Estabeleceu o seu renome de escritor graças à Vida de Rossini e às duas partes de seu Racine e Shakespeare, autêntico manifesto do romantismo. Depois de uma relação sentimental com a atriz Clémentine Curial, que durou até 1826, empreendeu novas viagens ao Reino Unido e Itália e redigiu a sua primeira novela, Armance. Em 1828, sem dinheiro nem sucesso literário, solicitou um posto na Biblioteca Real, que não lhe foi concedido; afundado numa péssima situação económica, a morte do conde de Daru, no ano seguinte, afetou-o particularmente.
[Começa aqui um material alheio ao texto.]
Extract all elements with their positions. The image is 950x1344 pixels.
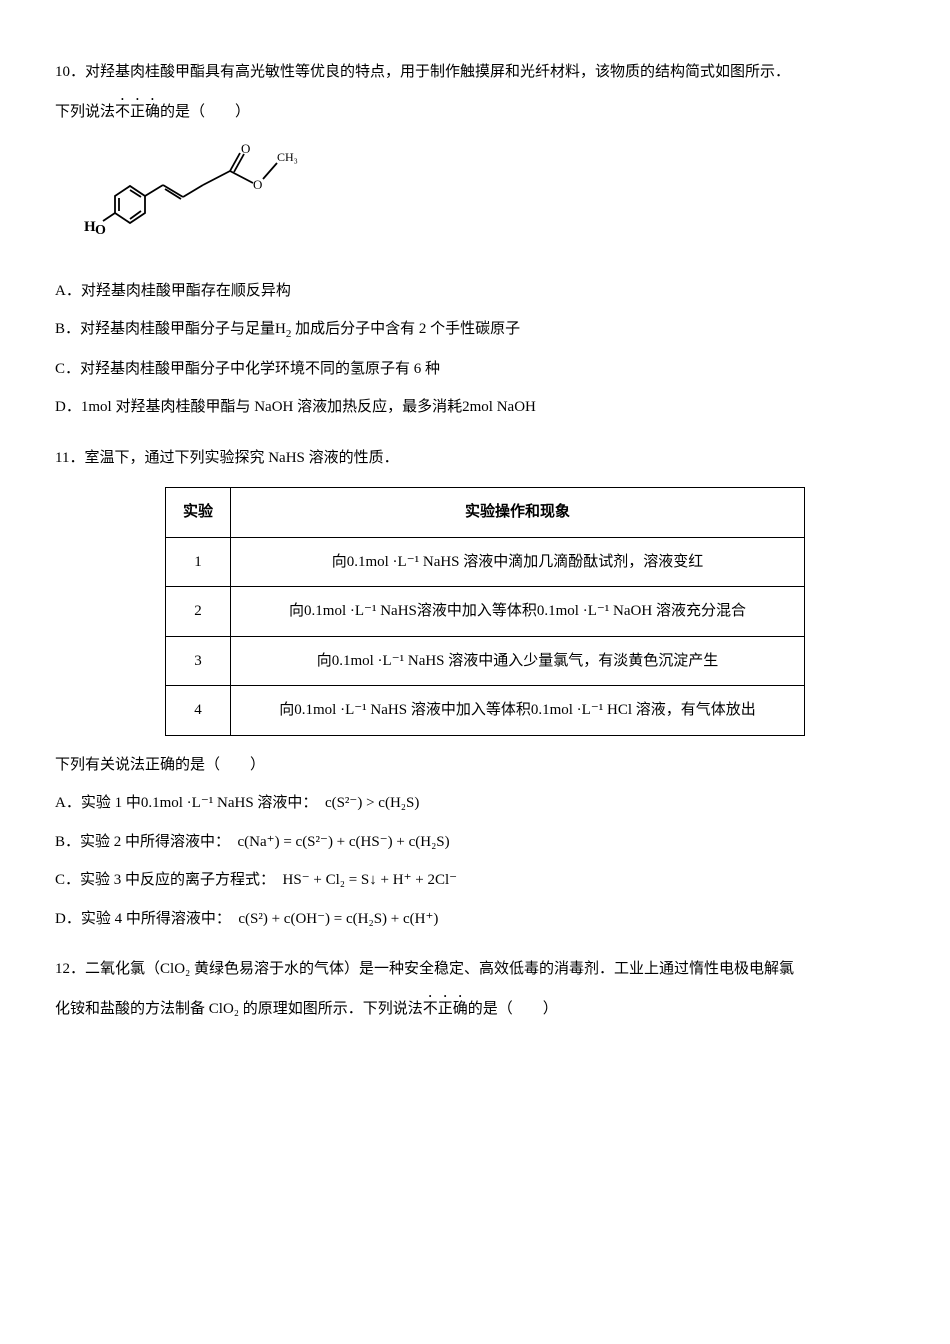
q11-optA-eq: c(S²⁻) > c(H₂S) [325, 795, 419, 811]
q10-stem-line2: 下列说法不正确的是（ ） [55, 95, 895, 127]
q12-clo2-2: ClO₂ [209, 1001, 239, 1017]
q10-optD-2mol: 2mol NaOH [462, 399, 536, 415]
table-header-row: 实验 实验操作和现象 [166, 488, 805, 538]
q11-optC-pre: C．实验 3 中反应的离子方程式： [55, 872, 275, 888]
q10-optD: D．1mol 对羟基肉桂酸甲酯与 NaOH 溶液加热反应，最多消耗2mol Na… [55, 393, 895, 422]
q10-optC: C．对羟基肉桂酸甲酯分子中化学环境不同的氢原子有 6 种 [55, 355, 895, 384]
row-desc: 向0.1mol ·L⁻¹ NaHS溶液中加入等体积0.1mol ·L⁻¹ NaO… [231, 587, 805, 637]
th-desc: 实验操作和现象 [231, 488, 805, 538]
row-num: 4 [166, 686, 231, 736]
q10-optA: A．对羟基肉桂酸甲酯存在顺反异构 [55, 277, 895, 306]
row-num: 3 [166, 636, 231, 686]
q10-optB-h2: H2 [275, 321, 291, 337]
experiment-table: 实验 实验操作和现象 1 向0.1mol ·L⁻¹ NaHS 溶液中滴加几滴酚酞… [165, 487, 805, 736]
q11-stem-post: 溶液的性质． [305, 450, 399, 466]
svg-text:O: O [95, 223, 106, 238]
q11-optA: A．实验 1 中0.1mol ·L⁻¹ NaHS 溶液中： c(S²⁻) > c… [55, 789, 895, 818]
q11-below: 下列有关说法正确的是（ ） [55, 751, 895, 780]
q10-optD-pre: D． [55, 399, 81, 415]
svg-text:O: O [253, 177, 262, 192]
q11-optA-pre: A．实验 1 中 [55, 795, 141, 811]
q12-mid1: 黄绿色易溶于水的气体）是一种安全稳定、高效低毒的消毒剂．工业上通过惰性电极电解氯 [190, 961, 794, 977]
q10-stem-line1: 10．对羟基肉桂酸甲酯具有高光敏性等优良的特点，用于制作触摸屏和光纤材料，该物质… [55, 58, 895, 87]
table-row: 4 向0.1mol ·L⁻¹ NaHS 溶液中加入等体积0.1mol ·L⁻¹ … [166, 686, 805, 736]
q12-line1: 12．二氧化氯（ClO₂ 黄绿色易溶于水的气体）是一种安全稳定、高效低毒的消毒剂… [55, 955, 895, 984]
q12-line2-post: 的是（ ） [468, 1001, 558, 1017]
row-desc: 向0.1mol ·L⁻¹ NaHS 溶液中加入等体积0.1mol ·L⁻¹ HC… [231, 686, 805, 736]
q11-optB-pre: B．实验 2 中所得溶液中： [55, 834, 230, 850]
q10-optD-mid1: 对羟基肉桂酸甲酯与 [112, 399, 255, 415]
q12-pre: 12．二氧化氯（ [55, 961, 160, 977]
q12-line2: 化铵和盐酸的方法制备 ClO₂ 的原理如图所示．下列说法不正确的是（ ） [55, 992, 895, 1024]
q11-optD: D．实验 4 中所得溶液中： c(S²) + c(OH⁻) = c(H₂S) +… [55, 905, 895, 934]
q10-optD-1mol: 1mol [81, 399, 112, 415]
q10-stem-post: 的是（ ） [160, 104, 250, 120]
q12-line2-mid: 的原理如图所示．下列说法 [239, 1001, 423, 1017]
q11-optC-eq: HS⁻ + Cl₂ = S↓ + H⁺ + 2Cl⁻ [283, 872, 458, 888]
q11-optB: B．实验 2 中所得溶液中： c(Na⁺) = c(S²⁻) + c(HS⁻) … [55, 828, 895, 857]
q12-line2-pre: 化铵和盐酸的方法制备 [55, 1001, 209, 1017]
q10-stem-pre: 下列说法 [55, 104, 115, 120]
q10-optD-naoh1: NaOH [254, 399, 293, 415]
q11-stem: 11．室温下，通过下列实验探究 NaHS 溶液的性质． [55, 444, 895, 473]
th-exp: 实验 [166, 488, 231, 538]
q10-optB-pre: B．对羟基肉桂酸甲酯分子与足量 [55, 321, 275, 337]
q10-optB-post: 加成后分子中含有 2 个手性碳原子 [291, 321, 520, 337]
table-row: 2 向0.1mol ·L⁻¹ NaHS溶液中加入等体积0.1mol ·L⁻¹ N… [166, 587, 805, 637]
q11-optA-conc: 0.1mol ·L⁻¹ NaHS [141, 795, 254, 811]
q11-stem-nahs: NaHS [268, 450, 305, 466]
q12-clo2-1: ClO₂ [160, 961, 190, 977]
molecule-structure: H O O O CH₃ [55, 141, 895, 252]
row-desc: 向0.1mol ·L⁻¹ NaHS 溶液中通入少量氯气，有淡黄色沉淀产生 [231, 636, 805, 686]
q10-stem-dotted: 不正确 [115, 104, 160, 120]
q10-optB: B．对羟基肉桂酸甲酯分子与足量H2 加成后分子中含有 2 个手性碳原子 [55, 315, 895, 345]
row-desc: 向0.1mol ·L⁻¹ NaHS 溶液中滴加几滴酚酞试剂，溶液变红 [231, 537, 805, 587]
row-num: 2 [166, 587, 231, 637]
q11-optD-eq: c(S²) + c(OH⁻) = c(H₂S) + c(H⁺) [238, 911, 438, 927]
table-row: 1 向0.1mol ·L⁻¹ NaHS 溶液中滴加几滴酚酞试剂，溶液变红 [166, 537, 805, 587]
row-num: 1 [166, 537, 231, 587]
q12-dotted: 不正确 [423, 1001, 468, 1017]
q11-stem-pre: 11．室温下，通过下列实验探究 [55, 450, 268, 466]
q11-optA-mid: 溶液中： [254, 795, 318, 811]
svg-text:O: O [241, 141, 250, 156]
q11-optC: C．实验 3 中反应的离子方程式： HS⁻ + Cl₂ = S↓ + H⁺ + … [55, 866, 895, 895]
q11-optB-eq: c(Na⁺) = c(S²⁻) + c(HS⁻) + c(H₂S) [238, 834, 450, 850]
svg-text:CH₃: CH₃ [277, 150, 298, 164]
q11-optD-pre: D．实验 4 中所得溶液中： [55, 911, 231, 927]
q10-optD-mid2: 溶液加热反应，最多消耗 [293, 399, 462, 415]
table-row: 3 向0.1mol ·L⁻¹ NaHS 溶液中通入少量氯气，有淡黄色沉淀产生 [166, 636, 805, 686]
Superou este período difícil graças aos cargos de cônsul que obteve primeiro em Trieste e mais tarde em Civitavecchia, enquanto se entregava sem reservas à literatura.
Em 1830 aparece sua primeira obra-prima: O Vermelho e o Negro, uma crónica analítica da sociedade francesa na época da Restauração, na qual Stendhal representou as ambições da sua época e as contradições da emergente sociedade de classes, destacando sobretudo a análise psicológica das personagens e o estilo direto e objetivo da narração. Em 1839 publicou A Cartuxa de Parma, muito mais novelesca do que a sua obra anterior, que escreveu em apenas dois meses e que por sua espontaneidade constitui uma confissão poética extraordinariamente sincera, ainda que só tivesse recebido o elogio de Honoré de Balzac.
Ambas são novelas de aprendizagem e partilham rasgos românticos e realistas; nelas aparece um novo tipo de herói, tipicamente moderno, caracterizado pelo seu isolamento da sociedade e o seu confronto com as suas convenções e ideais, no que muito possivelmente se reflete em parte a personalidade do próprio Stendhal.
Outra importante obra de Stendhal é Napoleão, na qual o escritor narra momentos importantes da vida do grande general Bonaparte. Como o próprio Stendhal descreve no início deste livro, havia na época (1837) uma carência de registos referentes ao período da carreira militar de Napoleão, sobretudo a sua atuação nas várias batalhas na Itália. Dessa forma, e também porque Stendhal era um admirador incondicional do corso, a obra prioriza a emergência de Bonaparte no cenário militar, entre os anos de 1796 e 1797 nas batalhas italianas. Declarou, certa vez, que não considerava morrer na rua algo indigno e, curiosamente, faleceu de um ataque de apoplexia, na rua, sem concluir a sua última obra, Lamiel, que foi publicada muito depois da sua morte.
O reconhecimento da obra de Stendhal, como ele mesmo previu, só se iniciou cerca de cinquenta anos após sua morte, ocorrida em 1842, na cidade de Paris.